I exhausted myself to the point of oblivion and continued on the same path for the next month. My allotment was absolutely pristine, and everything else in my life felt like one big old mess. But at least the war on thistles was temporary a victory in my favour.
I feel more peaceful now I have my plants. My allotment, although it doesn’t have any particular mementos or ornaments for Emmet or Reá, has become one of the places in my life I consider ‘for them’. Not getting to my allotment was bothering me so much and I couldn’t quite put my finger on why.
My silly ornaments that hide in between my cut flowers are ‘for them’ in a way I guess. I know they are designed for children’s gardens, but they make the kiddos who I take on the allotment smile, so that is my excuse should I need one. My little cousins like them. I imagined bringing my future children to the allotments and letting them play with their own watering cans like I did as a kid. My allotment is a perpetual hope for the future. You plant seeds and hope, you water and hope, and I buy childish ornaments and hope one day my own children will enjoy similar ones.

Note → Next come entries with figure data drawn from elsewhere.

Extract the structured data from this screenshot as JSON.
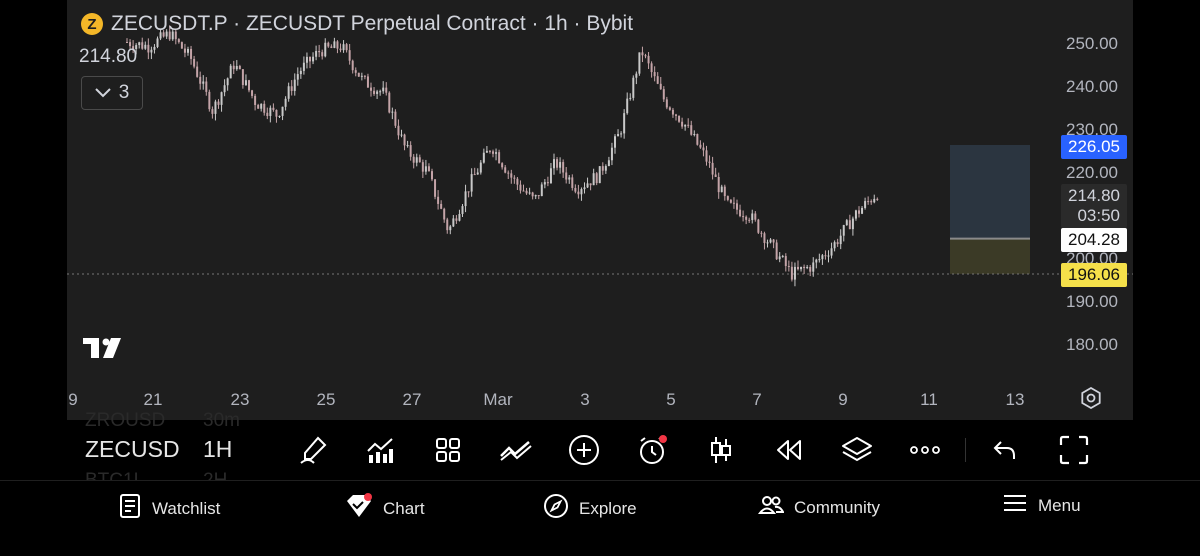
{
  "header": {
    "title": "ZECUSDT.P · ZECUSDT Perpetual Contract · 1h · Bybit",
    "coin_glyph": "Z",
    "last_price": "214.80",
    "collapse_count": "3"
  },
  "price_axis": {
    "ticks": [
      "250.00",
      "240.00",
      "230.00",
      "220.00",
      "210.00",
      "200.00",
      "190.00",
      "180.00"
    ],
    "current_price": "226.05",
    "last_price": "214.80",
    "countdown": "03:50",
    "entry_price": "204.28",
    "stop_price": "196.06"
  },
  "time_axis": {
    "labels": [
      "9",
      "21",
      "23",
      "25",
      "27",
      "Mar",
      "3",
      "5",
      "7",
      "9",
      "11",
      "13"
    ]
  },
  "chart_data": {
    "type": "candlestick",
    "symbol": "ZECUSDT.P",
    "interval": "1h",
    "exchange": "Bybit",
    "ylim": [
      176,
      256
    ],
    "x_labels": [
      "9",
      "21",
      "23",
      "25",
      "27",
      "Mar",
      "3",
      "5",
      "7",
      "9",
      "11",
      "13"
    ],
    "close_path": [
      {
        "date": "Feb 19",
        "price": 250
      },
      {
        "date": "Feb 20",
        "price": 249
      },
      {
        "date": "Feb 21",
        "price": 252
      },
      {
        "date": "Feb 22",
        "price": 246
      },
      {
        "date": "Feb 22.5",
        "price": 234
      },
      {
        "date": "Feb 23",
        "price": 245
      },
      {
        "date": "Feb 24",
        "price": 236
      },
      {
        "date": "Feb 24.6",
        "price": 233
      },
      {
        "date": "Feb 25",
        "price": 243
      },
      {
        "date": "Feb 25.6",
        "price": 248
      },
      {
        "date": "Feb 26",
        "price": 249
      },
      {
        "date": "Feb 26.5",
        "price": 241
      },
      {
        "date": "Feb 27",
        "price": 238
      },
      {
        "date": "Feb 27.4",
        "price": 225
      },
      {
        "date": "Feb 28",
        "price": 220
      },
      {
        "date": "Feb 28.5",
        "price": 206
      },
      {
        "date": "Mar 1",
        "price": 217
      },
      {
        "date": "Mar 1.3",
        "price": 226
      },
      {
        "date": "Mar 2",
        "price": 218
      },
      {
        "date": "Mar 2.5",
        "price": 213
      },
      {
        "date": "Mar 3",
        "price": 222
      },
      {
        "date": "Mar 3.6",
        "price": 216
      },
      {
        "date": "Mar 4",
        "price": 219
      },
      {
        "date": "Mar 4.5",
        "price": 229
      },
      {
        "date": "Mar 5",
        "price": 248
      },
      {
        "date": "Mar 5.6",
        "price": 237
      },
      {
        "date": "Mar 6",
        "price": 231
      },
      {
        "date": "Mar 6.6",
        "price": 223
      },
      {
        "date": "Mar 7",
        "price": 212
      },
      {
        "date": "Mar 7.5",
        "price": 210
      },
      {
        "date": "Mar 8",
        "price": 203
      },
      {
        "date": "Mar 8.3",
        "price": 196
      },
      {
        "date": "Mar 8.8",
        "price": 198
      },
      {
        "date": "Mar 9.3",
        "price": 203
      },
      {
        "date": "Mar 9.6",
        "price": 210
      },
      {
        "date": "Mar 9.9",
        "price": 215
      }
    ],
    "horizontal_line": 196.06,
    "position": {
      "target": 226.05,
      "entry": 204.28,
      "stop": 196.06
    },
    "colors": {
      "up": "#c9c9c9",
      "down": "#c4a4a8",
      "profit_zone": "#2b3540",
      "loss_zone": "#3b3a26"
    }
  },
  "toolbar": {
    "symbol": "ZECUSD",
    "timeframe": "1H",
    "ghost_top_symbol": "ZROUSD",
    "ghost_top_tf": "30m",
    "ghost_bottom_symbol": "BTC1L",
    "ghost_bottom_tf": "2H",
    "buttons": [
      "brush-icon",
      "indicators-icon",
      "layout-grid-icon",
      "compare-icon",
      "add-icon",
      "alert-clock-icon",
      "candles-icon",
      "replay-icon",
      "layers-icon",
      "more-icon",
      "undo-icon",
      "fullscreen-icon"
    ]
  },
  "bottom_nav": {
    "items": [
      "Watchlist",
      "Chart",
      "Explore",
      "Community",
      "Menu"
    ]
  }
}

I have Pinterest induced garden and greenhouse envy here! It looks so peaceful.
Back when we first started speaking of wanting a family, my partners and I agreed we want an allotment or a garden to bring our children too. As he helped me dig my plot that summer, before we realised having a family would come sooner than we thought and never how we imagined, we just looked at our work and talked naively and hopefully about the future. As casually as if we were discussing whether or not the dahlias would do well in the autumn.

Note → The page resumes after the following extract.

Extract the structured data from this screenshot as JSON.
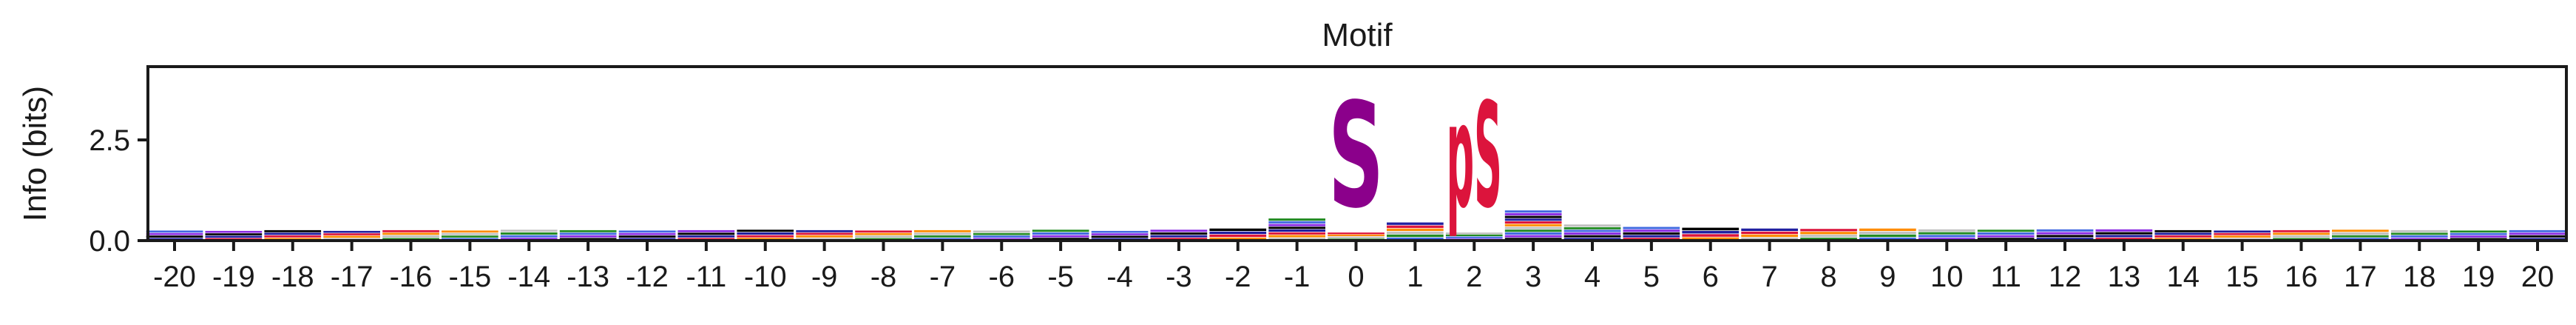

They did. They thrived that October and filled my house with colour when the rest of my life seemed grey and having lost all meaning.
My little allotment garden is a way if feel both grounded, and with my babies simultaneously. I get a tangible sense of achievement when I see my flowers, because it is bloody hard work, and then the flowers fill my house and my room. I give flowers to the church, which was a big ritual of mine in October 2016 when we lost Emmet. I would go to the allotment. Pick my flowers and do work that needed doing, walk to the church and place my flowers in the lady Chapel, tidy any of the old flowers that had been left behind. Ensure the rest of the areas I could tidy up were clean and walk back home the long way round so that by the time I got home nobody could see I had cried sat in the church praying to a god I didn’t think was listening.

Flowers I gave to the lady Chapel in the church that October.
My flowers and my plants and both a hobby, as well as a therapy. I feel peace with my plants.
I still state I like dogs and plants more than people. And I hope I can cultivate pot plants as well as I can my allotment over the next few years.